David Kleidermacher, Google’s head of Android security, referred to these terms earlier this year during Google I/O. He further said that Google has added provision into the agreements with partners to roll out regular security updates. These terms cover any device launched after January 31st, 2018 that’s been activated by more than 100,000 users. Starting July 31st, the patching requirements were applied to 75 percent of a manufacturer’s “security mandatory models.” Starting on January 31st, 2019, Google will require that all security mandatory devices receive these updates.
Android manufacturers need to patch the flaws identified by Google within a specific time frame. This means, by the end of each month, said devices must be protected against the vulnerabilities identified more than 90 days ago. Additionally, devices must launch with this same level of bug fix coverage. If manufacturers fail to keep their devices updated, Google says it could withhold approval of future phones, which could prevent them from being released.
While the above-said terms appear in Google’s new licensing agreement for Android phones and tablets to be distributed in the European Union, there’s no way to tell if the terms apply for global licensing terms. The contract and Google’s public comments indicate that the terms are likely the same or substantially similar in all regions.
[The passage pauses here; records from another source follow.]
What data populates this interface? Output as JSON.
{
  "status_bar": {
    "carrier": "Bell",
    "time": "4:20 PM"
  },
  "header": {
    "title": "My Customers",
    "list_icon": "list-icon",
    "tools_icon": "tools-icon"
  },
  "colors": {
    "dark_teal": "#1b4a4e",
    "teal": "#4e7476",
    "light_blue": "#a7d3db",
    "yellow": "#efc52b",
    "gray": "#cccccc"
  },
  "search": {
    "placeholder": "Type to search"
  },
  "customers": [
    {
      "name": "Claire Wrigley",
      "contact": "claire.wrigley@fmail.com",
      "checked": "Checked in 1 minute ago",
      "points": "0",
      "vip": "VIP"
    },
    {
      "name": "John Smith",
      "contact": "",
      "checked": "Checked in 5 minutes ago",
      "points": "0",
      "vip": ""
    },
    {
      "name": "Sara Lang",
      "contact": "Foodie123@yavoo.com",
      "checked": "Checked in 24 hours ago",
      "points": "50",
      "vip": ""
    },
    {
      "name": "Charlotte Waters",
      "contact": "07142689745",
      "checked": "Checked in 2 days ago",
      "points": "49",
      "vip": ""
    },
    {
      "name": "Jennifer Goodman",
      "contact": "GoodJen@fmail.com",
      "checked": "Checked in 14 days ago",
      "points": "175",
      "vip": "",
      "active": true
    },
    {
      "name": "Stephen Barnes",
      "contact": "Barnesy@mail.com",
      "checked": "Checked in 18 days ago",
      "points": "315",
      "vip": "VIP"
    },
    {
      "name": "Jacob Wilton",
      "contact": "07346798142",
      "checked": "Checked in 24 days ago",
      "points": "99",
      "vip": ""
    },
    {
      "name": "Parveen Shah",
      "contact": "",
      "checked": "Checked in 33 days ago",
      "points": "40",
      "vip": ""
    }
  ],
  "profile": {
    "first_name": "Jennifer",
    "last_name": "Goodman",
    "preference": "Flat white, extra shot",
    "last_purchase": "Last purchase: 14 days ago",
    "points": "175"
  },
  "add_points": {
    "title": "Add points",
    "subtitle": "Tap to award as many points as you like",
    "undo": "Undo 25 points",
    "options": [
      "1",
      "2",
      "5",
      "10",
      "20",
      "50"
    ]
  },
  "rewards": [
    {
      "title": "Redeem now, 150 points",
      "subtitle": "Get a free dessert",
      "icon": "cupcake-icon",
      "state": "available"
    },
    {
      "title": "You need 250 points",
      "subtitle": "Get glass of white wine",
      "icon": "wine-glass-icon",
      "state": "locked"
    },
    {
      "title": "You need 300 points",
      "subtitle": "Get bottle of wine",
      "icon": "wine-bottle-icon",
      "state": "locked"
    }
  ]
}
In recent times, Google had to nudge carriers and manufacturers to fix the problem. Recent versions of Android have made it easier to see how recently your phone was updated and the last full version, Android Oreo, restructured the system in a way that made overall OS updates easier and faster to build. Since manufacturers rely on Google for its suite of apps, the company can also make outright demands for updates in its contract. As for the consumer, there is no way for them to know whether a device they buy is covered by this agreement, but if a phone or tablet sold internationally hit the 100,000 sales mark, this forces the manufacturer to push updates.